Maciej przyszedł na imprezę spóźniony. W domu jego kolegi było już pełno ludzi, a przyjęcie rozkręciło się na dobre. Wszędzie stały puste albo w połowie opróżnione butelki alkoholu oraz przeróżne przekąski. Większość dziewczyn była dosyć skąpo ubrana. Bluzki z dużym dekoltem i krótkie spódniczki, które nosiły chyba tylko dla ozdoby. Podszedł do stołu i usiadł na kanapie. Wokół niego toczyły się pijackie rozmowy, które nie miały zbyt dużo sensu.

Wypił jedno piwo, potem kolejne i w końcu zaczynał się dobrze bawić. Obok niego usiadła młoda dziewczyna, której nigdy wcześniej nie widział. Zaczęli rozmawiać, jednak jego wzrok wciąż uciekał na jej wyeksponowane piersi. Był w stanie dostrzec praktycznie całe i czuł, że się podniecił. Ona nie zwracała kompletnie na to uwagi. Możliwe, że alkohol przytępił jej zdolność obserwacji i może też przez to trajkotała bez końca. Maciej zaczął sobie wyobrażać, co by jej zrobił, jakby byli sami w pokoju. Widział jak skacze na nim oraz wyobrażał sobie jej jęki. Z każdą kolejną wyobrażoną sceną jego penis coraz bardziej dawał o sobie znać. Kiedy czuł, że już nie wytrzyma, wstał i poszedł do toalety.

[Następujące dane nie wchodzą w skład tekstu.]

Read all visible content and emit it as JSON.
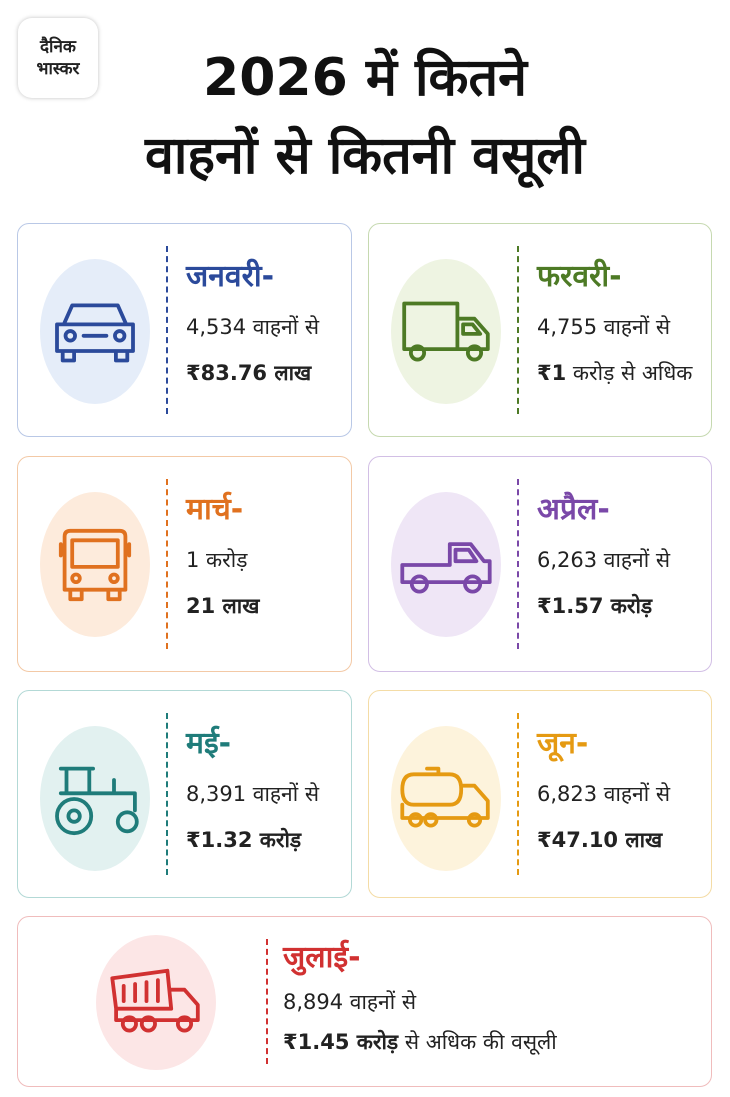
{
  "logo": {
    "line1": "दैनिक",
    "line2": "भास्कर"
  },
  "header": {
    "title_line1": "2026 में कितने",
    "title_line2": "वाहनों से कितनी वसूली"
  },
  "cards": [
    {
      "month": "जनवरी-",
      "line1": "4,534 वाहनों से",
      "line2": "₹83.76 लाख"
    },
    {
      "month": "फरवरी-",
      "line1": "4,755 वाहनों से",
      "line2": "₹1",
      "line2_rest": "करोड़ से अधिक"
    },
    {
      "month": "मार्च-",
      "line1": "1 करोड़",
      "line2": "21 लाख"
    },
    {
      "month": "अप्रैल-",
      "line1": "6,263 वाहनों से",
      "line2": "₹1.57 करोड़"
    },
    {
      "month": "मई-",
      "line1": "8,391 वाहनों से",
      "line2": "₹1.32 करोड़"
    },
    {
      "month": "जून-",
      "line1": "6,823 वाहनों से",
      "line2": "₹47.10 लाख"
    },
    {
      "month": "जुलाई-",
      "line1": "8,894 वाहनों से",
      "line2": "₹1.45 करोड़",
      "line2_rest": "से अधिक की वसूली"
    }
  ]
}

Musiał postać chwilę w kolejce złożonej z samych dziewczyn, które nerwowo przebierały nogami. Jedna z nich była na tyle pijana, że oparła się o niego, prawie go przytulając. Czuj jej oddech na swojej szyi oraz jak przyciska piersi do jego torsu. Położył jej rękę na plecach i zaczął gładzić delikatnie. Nagle zwolniło się miejsce i pomógł jej wejść do pomieszczenia. Po tym, jak wyszła, wszedł i zamknął dokładnie drzwi.

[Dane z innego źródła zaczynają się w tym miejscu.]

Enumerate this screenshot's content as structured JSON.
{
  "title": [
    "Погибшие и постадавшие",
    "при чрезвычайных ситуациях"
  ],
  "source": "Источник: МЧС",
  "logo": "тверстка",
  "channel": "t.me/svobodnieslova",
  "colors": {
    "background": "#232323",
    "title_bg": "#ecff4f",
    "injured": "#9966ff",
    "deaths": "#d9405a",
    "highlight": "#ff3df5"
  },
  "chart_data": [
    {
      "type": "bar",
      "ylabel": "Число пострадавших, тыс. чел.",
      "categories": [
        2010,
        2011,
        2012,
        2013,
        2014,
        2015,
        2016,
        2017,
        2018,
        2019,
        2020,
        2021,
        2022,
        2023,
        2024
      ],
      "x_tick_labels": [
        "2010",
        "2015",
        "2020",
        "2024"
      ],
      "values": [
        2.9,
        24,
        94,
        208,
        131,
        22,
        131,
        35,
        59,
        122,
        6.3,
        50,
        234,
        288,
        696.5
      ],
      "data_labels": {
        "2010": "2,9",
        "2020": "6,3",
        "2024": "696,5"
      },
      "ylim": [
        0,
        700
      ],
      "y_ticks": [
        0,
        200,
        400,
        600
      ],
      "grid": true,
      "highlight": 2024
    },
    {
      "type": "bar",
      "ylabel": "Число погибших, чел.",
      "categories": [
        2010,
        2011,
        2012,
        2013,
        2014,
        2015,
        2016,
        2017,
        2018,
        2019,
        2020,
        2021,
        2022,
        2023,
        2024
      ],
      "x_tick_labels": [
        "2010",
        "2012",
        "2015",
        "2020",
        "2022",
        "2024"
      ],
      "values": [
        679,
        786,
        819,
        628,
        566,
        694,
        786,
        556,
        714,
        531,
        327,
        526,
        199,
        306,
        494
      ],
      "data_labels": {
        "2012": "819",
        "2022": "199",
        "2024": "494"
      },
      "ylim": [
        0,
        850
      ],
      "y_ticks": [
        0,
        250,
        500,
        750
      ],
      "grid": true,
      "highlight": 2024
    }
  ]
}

Oparł się o ścianę i rozpiął rozporek. Wyciągnął penisa, który stał i był twardy. Chwycił go dłonią i zaczął poruszać w górę i w dół. Pozwolił sobie wydać jedno, pełne zadowolenia westchnięcie. Przypomniał sobie tamtą dziewczynę oraz jej ciało. Jego myśli zaczęły tworzyć scenariusz, kiedy zabiera ją do pokoju na górze i rzuca ją na łóżko. Ona uśmiecha się i rozkłada swoje nogi. Kładzie się niej, całując ją oraz gryząc w bark. Następnie wkłada jej rękę pod spódniczkę i gładzi jej kobiecość, aż zacznie być niecierpliwa i wręcz domagać się czegoś więcej. Wtedy rozbiera ją do końca i pokazuje jej swojego członka. Ona zaczyna go ssać przez chwilę, a potem odwraca się do niego tyłem i wypina. Wchodzi w nią, a ona jęczy i błaga, by się pośpieszył. Zaczyna poruszać biodrami, kładąc jej ręce na pośladkach. Daje jej parę klapsów i dźwięk rozchodzi się po pokoju. Wokół dudni głośna muzyka, więc może sobie pozwolić na więcej. Kiedy dochodzi, zmieniają pozycje. Tym razem leży na plecach, a on na niej. Patrzą sobie w oczy, kiedy on ją penetruje. Widzi w jej oczach podniecenie i nieopisaną żądzę. Jej źrenice są rozszerzone oraz dyszy głośno. Obejmuje go i przejeżdża ręką po jego plecach, zostawiając czerwone ślady po paznokciach.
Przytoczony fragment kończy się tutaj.